First, we analyze the source file to be processed and identify the key frames to be used as chunking points. For each chunk, we construct a virtual video file to refer to just those samples contained within the chunk.
Second, we can process each chunk in parallel. Because the virtual chunk refers only to the samples we want to process, we download the exact set of bytes we need from the original source.
Lastly, we can construct one more virtual video file to combine the results of each chunk. This video file can make the disparate chunks, stored in different locations, available as one logical, final output.
FFmpeg, FFUSE, and FUSE
Virtual video files are a powerful abstraction to enable us to access video data, but one more tool is needed to make them easy to use—we need a way to connect virtual video files and Meta’s internal blob storage systems to the Swiss Army Knife of video processing, FFmpeg.
For many years now, Meta’s answer to this problem has been FFUSE, which gets its name from the Linux Kernel FUSE, or “Filesystem in User Space.” Much like FUSE, the idea is to have a custom file protocol that can be used by FFmpeg but written outside of the FFmpeg source tree itself. The result is a relatively stable, unchanging piece of code built into FFmpeg and an external file handler implementation.

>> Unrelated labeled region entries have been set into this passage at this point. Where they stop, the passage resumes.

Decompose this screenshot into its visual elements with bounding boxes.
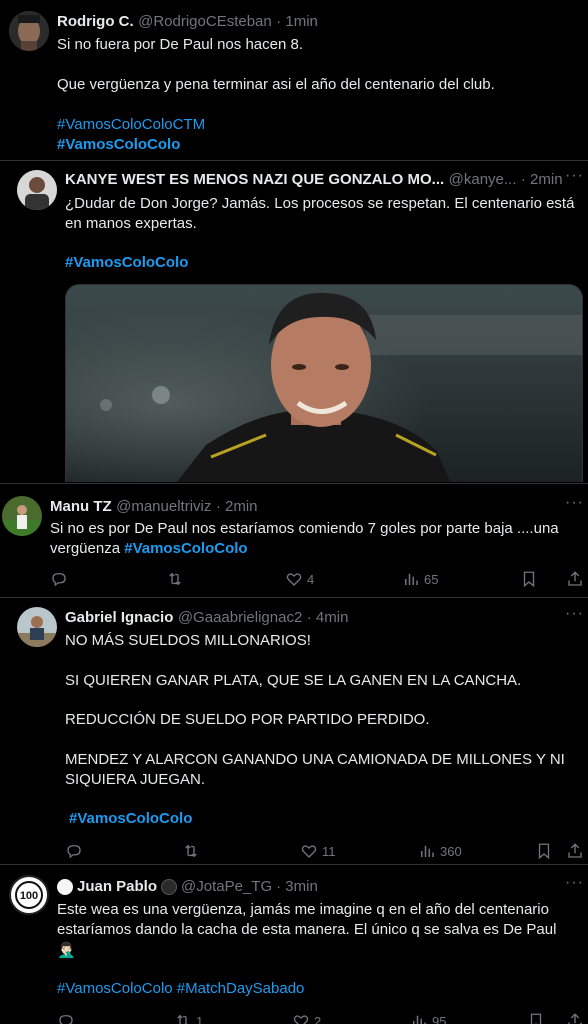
retweet-button[interactable]: 1: [174, 1012, 203, 1024]
like-button[interactable]: 2: [292, 1012, 321, 1024]
tweet-text: ¿Dudar de Don Jorge? Jamás. Los procesos…: [65, 195, 575, 212]
hashtag-link[interactable]: #VamosColoColo: [124, 540, 247, 557]
hashtag-link[interactable]: #MatchDaySabado: [177, 980, 305, 997]
avatar[interactable]: [17, 170, 57, 210]
facepalm-emoji: 🤦🏻‍♂️: [57, 942, 76, 959]
author-handle[interactable]: @JotaPe_TG: [181, 878, 272, 895]
author-handle[interactable]: @Gaaabrielignac2: [178, 609, 302, 626]
heart-icon: [286, 573, 302, 586]
like-count: 4: [307, 571, 315, 587]
hashtag-link[interactable]: #VamosColoColo: [69, 809, 192, 829]
tweet-text: Si no es por De Paul nos estaríamos comi…: [50, 520, 559, 537]
bookmark-button[interactable]: [520, 570, 538, 588]
author-name[interactable]: KANYE WEST ES MENOS NAZI QUE GONZALO MO.…: [65, 171, 444, 188]
timestamp[interactable]: · 4min: [307, 609, 349, 626]
tweet-text: SIQUIERA JUEGAN.: [65, 771, 206, 788]
avatar-photo-icon: [9, 11, 49, 51]
analytics-icon: [413, 1015, 426, 1024]
retweet-count: 1: [196, 1013, 204, 1024]
tweet-text: SI QUIEREN GANAR PLATA, QUE SE LA GANEN …: [65, 672, 522, 689]
view-count: 360: [440, 843, 462, 859]
tweet-text: MENDEZ Y ALARCON GANANDO UNA CAMIONADA D…: [65, 751, 565, 768]
tweet-text: Este wea es una vergüenza, jamás me imag…: [57, 901, 549, 918]
views-button[interactable]: 95: [410, 1012, 446, 1024]
hashtag-link[interactable]: #VamosColoColo: [57, 980, 173, 997]
centenario-badge-icon: 100: [12, 878, 46, 912]
reply-icon: [52, 573, 66, 587]
avatar[interactable]: 100: [9, 875, 49, 915]
retweet-button[interactable]: [182, 842, 200, 860]
reply-icon: [67, 845, 81, 859]
reply-button[interactable]: [65, 842, 83, 860]
reply-button[interactable]: [50, 570, 68, 588]
avatar[interactable]: [17, 607, 57, 647]
more-options-icon[interactable]: ···: [565, 874, 584, 892]
more-options-icon[interactable]: ···: [565, 494, 584, 512]
views-button[interactable]: 65: [402, 570, 438, 588]
views-button[interactable]: 360: [418, 842, 462, 860]
more-options-icon[interactable]: ···: [565, 167, 584, 185]
like-count: 11: [322, 843, 336, 859]
avatar[interactable]: [9, 11, 49, 51]
author-handle[interactable]: @kanye...: [449, 171, 517, 188]
reply-icon: [59, 1015, 73, 1024]
analytics-icon: [405, 573, 418, 585]
bookmark-icon: [530, 1013, 542, 1024]
photo-of-smiling-coach-icon: [66, 285, 582, 482]
author-handle[interactable]: @RodrigoCEsteban: [138, 13, 272, 30]
tweet-text: vergüenza: [50, 540, 121, 557]
avatar-photo-icon: [2, 496, 42, 536]
share-button[interactable]: [566, 570, 584, 588]
tweet-text: Que vergüenza y pena terminar asi el año…: [57, 76, 495, 93]
timestamp[interactable]: · 2min: [521, 171, 563, 188]
avatar[interactable]: [2, 496, 42, 536]
black-circle-emoji-icon: [161, 878, 178, 895]
share-icon: [568, 571, 582, 586]
like-button[interactable]: 11: [300, 842, 336, 860]
view-count: 65: [424, 571, 439, 587]
tweet-text: en manos expertas.: [65, 215, 197, 232]
author-name[interactable]: Juan Pablo: [77, 878, 157, 895]
bookmark-button[interactable]: [535, 842, 553, 860]
share-icon: [568, 1013, 582, 1024]
timestamp[interactable]: · 1min: [276, 13, 318, 30]
avatar-photo-icon: [17, 607, 57, 647]
timestamp[interactable]: · 3min: [276, 878, 318, 895]
tweet-text: NO MÁS SUELDOS MILLONARIOS!: [65, 632, 311, 649]
avatar-badge-text: 100: [20, 890, 38, 902]
hashtag-link[interactable]: #VamosColoColo: [65, 253, 188, 273]
tweet-text: estaríamos dando la cacha de esta manera…: [57, 921, 557, 938]
author-name[interactable]: Manu TZ: [50, 498, 112, 515]
retweet-icon: [177, 1014, 189, 1024]
more-options-icon[interactable]: ···: [565, 605, 584, 623]
heart-icon: [301, 845, 317, 858]
retweet-button[interactable]: [166, 570, 184, 588]
tweet-media-image[interactable]: [65, 284, 583, 482]
heart-icon: [293, 1015, 309, 1024]
author-name[interactable]: Rodrigo C.: [57, 13, 134, 30]
white-circle-emoji-icon: [57, 878, 73, 895]
tweet-text: Si no fuera por De Paul nos hacen 8.: [57, 36, 303, 53]
bookmark-icon: [523, 571, 535, 588]
share-button[interactable]: [566, 842, 584, 860]
tweet-text: REDUCCIÓN DE SUELDO POR PARTIDO PERDIDO.: [65, 711, 430, 728]
like-count: 2: [314, 1013, 322, 1024]
share-icon: [568, 843, 582, 858]
author-name[interactable]: Gabriel Ignacio: [65, 609, 173, 626]
bookmark-icon: [538, 843, 550, 860]
bookmark-button[interactable]: [527, 1012, 545, 1024]
retweet-icon: [185, 844, 197, 858]
timestamp[interactable]: · 2min: [216, 498, 258, 515]
reply-button[interactable]: [57, 1012, 75, 1024]
view-count: 95: [432, 1013, 447, 1024]
share-button[interactable]: [566, 1012, 584, 1024]
hashtag-link[interactable]: #VamosColoColoCTM: [57, 115, 205, 135]
author-handle[interactable]: @manueltriviz: [116, 498, 211, 515]
analytics-icon: [421, 845, 434, 857]
retweet-icon: [169, 572, 181, 586]
hashtag-link[interactable]: #VamosColoColo: [57, 135, 180, 155]
avatar-photo-icon: [17, 170, 57, 210]
like-button[interactable]: 4: [285, 570, 314, 588]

Much like FUSE, this lets us quickly iterate on the file-protocol implementation, in any programming language, and release updates separate from FFmpeg itself.
To do this requires three pieces of code:
First, a URLProtocol implementation built into FFmpeg. This URLProtocol handles all ffuse:// URIs.
Second, the URLProtocol simply loads a shared object containing the true implementation for each file operation, and proxies the requests:
Finally, the true implementation for the file handler interface is provided in any language. At Meta, we use C++:
Putting this all together, we are able to directly connect FFmpeg to both virtual video files, as well as our own internal custom-blob stores.
The future: FUSE
While FFUSE has served us well for years now, FUSE proper is our new long-term direction.
Building a FUSE filesystem has a fairly steep up-front engineering cost, and when things go wrong, they can go terribly wrong. Avoiding process hangs, file system lock-up, poor quality of service, and hard-to-debug errors requires a fair amount of care and planning. We initially built FFUSE for these reasons—it provides a much tighter integration with FFmpeg and much simpler, easier-to-understand failure modes. A known devil is better than an unknown angel.
However, FUSE proper offers many advantages over FFUSE:
- Interoperability: FUSE works with any binary, not just FFmpeg / FFprobe.
- Kernel Page Cache: FUSE can fully utilize system memory, in a safe and reclaimable fashion. In typical scenarios this offers more optimal caching and performance.
- Simplicity: With FUSE, everything is a file. This offers simplicity and flexibility in building out new use cases, reading inputs, and writing outputs. This can be a double-edged sword, hiding the details of IO behind another layer of abstraction, but is offset by increased developer efficiency.
Working with videos at Meta is both a fantastic challenge and source for inspiration. Out of the need to reduce storage costs, we’ve built technologies such as virtual video files and FFUSE that make the rest of our stack simpler, more efficient, and more agile. By investing in tooling and abstractions like the ones described in this blog post, we can solve ever more complex problems—and so can you!